生野学園では「学習の遅れが人間としての価値を下げるものでけっしてはない」という考えから 一人ひとりの状況に応じたレベルとペースで学習を進められるようにしています。 また単に知識を得るだけでなく、自ら考え学習しようとする意欲が育つように、 次のような取り組みをしています

学習の4つの柱

  • スタッフが工夫した多様な選択科目の設定

    生野学園では生徒一人ひとりの状況に合わせて、多様な選択科目の中から自由にカリキュラムを作って行くことができます。

    2009年度の授業例

    プリント国語、脚本を読もう、福祉ゼミ、趣味の園芸、体力作り、English Park、 ポレポレWorld、日本百景、名曲百選、プリント理科、写真

  • 複数スタッフによる教科の枠を超えた課題を取り上げた授業

    月曜から木曜の各曜日ごとに4〜5名のスタッフでチームを作り、 教科の枠を超えた課題を取り上げていく授業を実施しています。

    2010年度の授業

    曜日講座名内容
    月曜日月曜ミル研「ミルク」をテーマにミルクやミルクを使った様々な食品を作ったり味わったりします。
    火曜日火曜カミ様近隣の神社・仏閣を訪れお話を伺ったりして交流を深め、ゆったりした時間を過ごします。
    水曜日怪傑0 ZEROタダ(0円)の素材を集め、それを使って様々なものを作ります。
    木曜日木曜のじっけん室いろんな実験をしたり、ものを作ったりします。
  • 豊富な自然を生かした野外授業や地域の人たちと連帯した体験学習

    生野学園は豊かな自然の中にあります。前面にはオオサンショウウオの棲む清流「栃原川」が流れ、 背後には「高星山」という美しい山が控え、鹿や猿などの動物も多く住んでいます。 また生野学園のある「栃原」の村の人たちをはじめ、多くの人たちが生野学園をささえてくれています。 こうした自然環境を生かし、地元の人たちと連携した様々な授業を展開しています。

  • 希望によってスタッフと相談の上で行なう個人授業

    集団の中で仲間と共に学習することは意義深く重要なことです。しかし、苦手な分野を自分のペースで学習したり、 興味を持った事柄を掘り下げて学習していくことも必要なことです。そのために生野学園ではスタッフと相談して 個人授業が出来るようにしています。
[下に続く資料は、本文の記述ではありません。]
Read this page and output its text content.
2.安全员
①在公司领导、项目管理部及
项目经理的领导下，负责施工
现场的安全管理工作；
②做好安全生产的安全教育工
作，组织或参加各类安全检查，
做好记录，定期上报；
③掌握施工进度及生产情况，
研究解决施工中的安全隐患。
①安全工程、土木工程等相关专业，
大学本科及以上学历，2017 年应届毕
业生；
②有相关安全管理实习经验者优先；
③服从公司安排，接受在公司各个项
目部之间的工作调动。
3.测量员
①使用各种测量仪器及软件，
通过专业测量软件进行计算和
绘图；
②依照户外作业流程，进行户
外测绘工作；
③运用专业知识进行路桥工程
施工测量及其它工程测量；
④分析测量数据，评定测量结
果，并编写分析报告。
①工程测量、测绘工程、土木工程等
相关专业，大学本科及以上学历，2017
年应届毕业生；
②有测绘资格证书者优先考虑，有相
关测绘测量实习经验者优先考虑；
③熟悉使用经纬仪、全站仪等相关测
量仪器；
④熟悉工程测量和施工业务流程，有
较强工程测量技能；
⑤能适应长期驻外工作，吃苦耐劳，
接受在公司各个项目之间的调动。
不登校を経験した子どもたちにとって学習の再開は困難な壁のひとつです。 子ども達の中には、遅れてしまったことへの焦り、無理をして頑張ってきたことからくる疲労感、 やらされることへの反発、学習の意味の不明瞭さなど、様々な気持ちが入り交じっています。 そのため、なかなか学習に手を付けられなかったり、「しなければならない」という想いだけで、 強迫的に取り組もうとすることもあります。
それではどうすればこの壁を乗り越えることができるのでしょうか? そのためには不登校で体も心も不安定になっている彼・彼女たちが、 癒され安心して生活できるようになることが必要です。 心身が安定することで、初めて主体的に学ぶ意欲が芽生え、学びの力も自然に向上してきます。 一見回り道のように見えても初めは無理な学習を控え、まずは子どもたちの安定を目指すことが必要です。 私たちは多くの子どもたちと接する中で、このことのを実感しています。
同時に、目先のことや効率ばかりを求める時流に流されることなく、 子どもたちの成長にとって本当に必要な課題には、避けたり先送りにすることなく、真正面から向き合う必要があります。 開校以来、私たちは生野学園の学習をどう創っていくか、様々な試行と議論を繰り返してきました。 その中で、学習の究極の目標は「自分という存在を知り理解すること」だと思うようになりました。 単に知識を得るだけでなく、得た知識をもとに自分自身を考え、理解し、表現することを積み重ねていくなかで、 自分が変わり、形成され、人格の軸が育っていく、その一環として学習があるのだと考えています。